Вы, как и все, знаете, querida, что великого Гюго, которого недавно так
пышно прославляли, целых пятьдесят лет боготворила Жюльетта Друэ*; вы
знаете, что она написала ему более двадцати тысяч писем и повторяла в них на
двадцать тысяч ладов (умудряясь при этом избежать однообразия): "Ты самый
великий, самый прекрасный... Любимый, прости мне мою безмерную любовь к
тебе... Видеть тебя -- значит жить;
слышать тебя -- значит мыслить; целовать тебя -- значит возноситься к
небесам... Здравствуй, мой возлюбленный, здравствуй... Как ты себя
чувствуешь нынче утром? Я же могу только одно -- благословлять тебя,
восторгаться тобой и любить тебя всей душою..."

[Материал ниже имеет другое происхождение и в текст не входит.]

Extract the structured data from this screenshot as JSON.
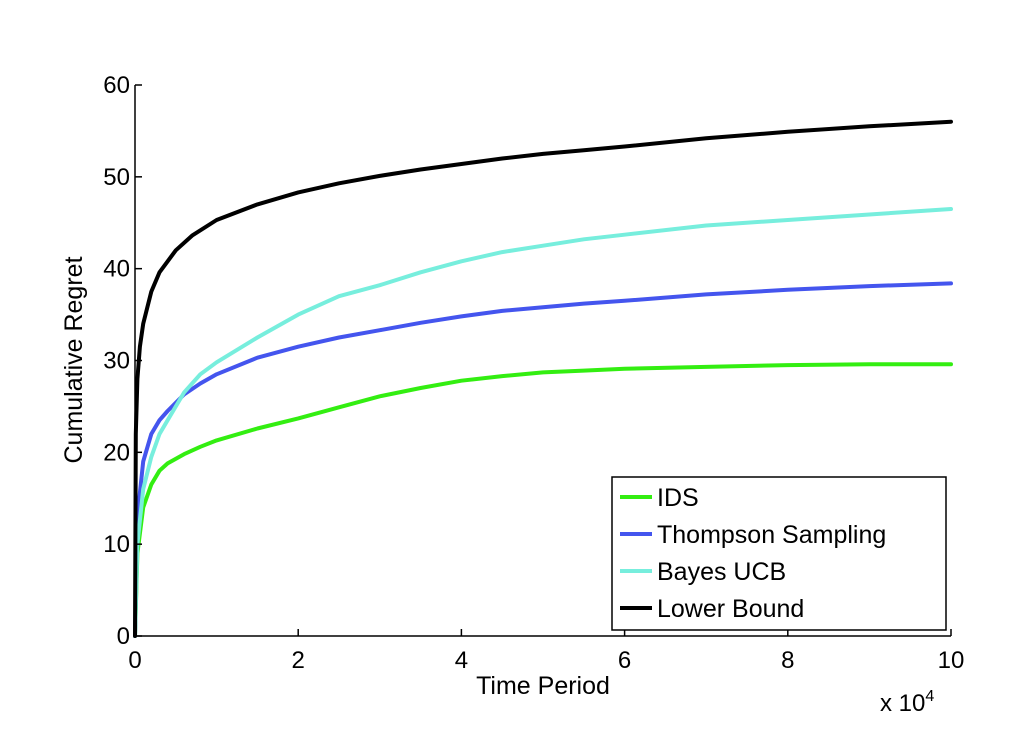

Я уже отсюда слышу, как вы -- амазонка, вы -- жестокосердная, вы --
задира восклицаете: "Пятьдесят лет преклонения? Ах, до чего она ему, должно
быть, надоела!" А вот и нет, дорогая, не думайте так. Помнится, я и сам
частенько напоминал вам о необходимой мере кокетства; известно, что многие
мужчины и женщины пренебрегают тем, что дается им легко, и добиваются того,
что от них ускользает; я знаю, что Гюго много раз обманывал бедняжку
Жюльетту, даже в ту пору, когда она была еще хороша собой, и что она ужасно
страдала из-за этого. Но зато другие проходили "как ветер, как волна", а она
оставалась с ним всю жизнь.
Она оставалась с ним потому, что люди определенного типа, рожденные
для борьбы и нуждающиеся в доверии близких как в необходимом оружии --
художники, политики, выдающиеся деятели, -- испытывают потребность в
ежедневной дозе преданности и преклонения. Предпочтение, превознесение,
преклонение -- зсе эти близкие друг другу понятия содержат особый (витамин
-- "ПР", без него воля у них слабеет. Наше тело нуждается в кальции,
фосфоре; наш дух -- в ободрении и почете. Тело расцветает на солнце, дух --
в лучах любви.
Однообразие? Да, оно, без сомнения, порою утом
ляет. Я более чем уверен, что Гюго не прочел все двадцать тысяч писем
Жюльетты. Можно с легкостью вообразить один из "триумфальных дней" поэта,
когда, охваченный вдохновением, торопясь поскорее засесть за работу, он с
утра распечатывал нехитрое письмецо споен возлюбленной, быстро пробегал его,
убеждался, что это не более чем обычный набор излияний, прочитывал
заключительные строки: "Увы! Я люблю тебя больше, чем когда-либо, люблю, как
в первый вечер" -- и равнодушно складывал послание в ларец, в стопку ему
подобных. Бывало и так, что, влюбленный в другую, Гюго искал среди писем
конверт, надписанный отнюдь не рукою Жюльетты, а ее письма оставались
нераспечатанными.
Но наступали и такие дни, когда попавший в опалу поэт находился в
опасности, когда его переполняло отвращение ко всему на свете, когда против
его произведений строились козни, а он сам подвергался преследованиям.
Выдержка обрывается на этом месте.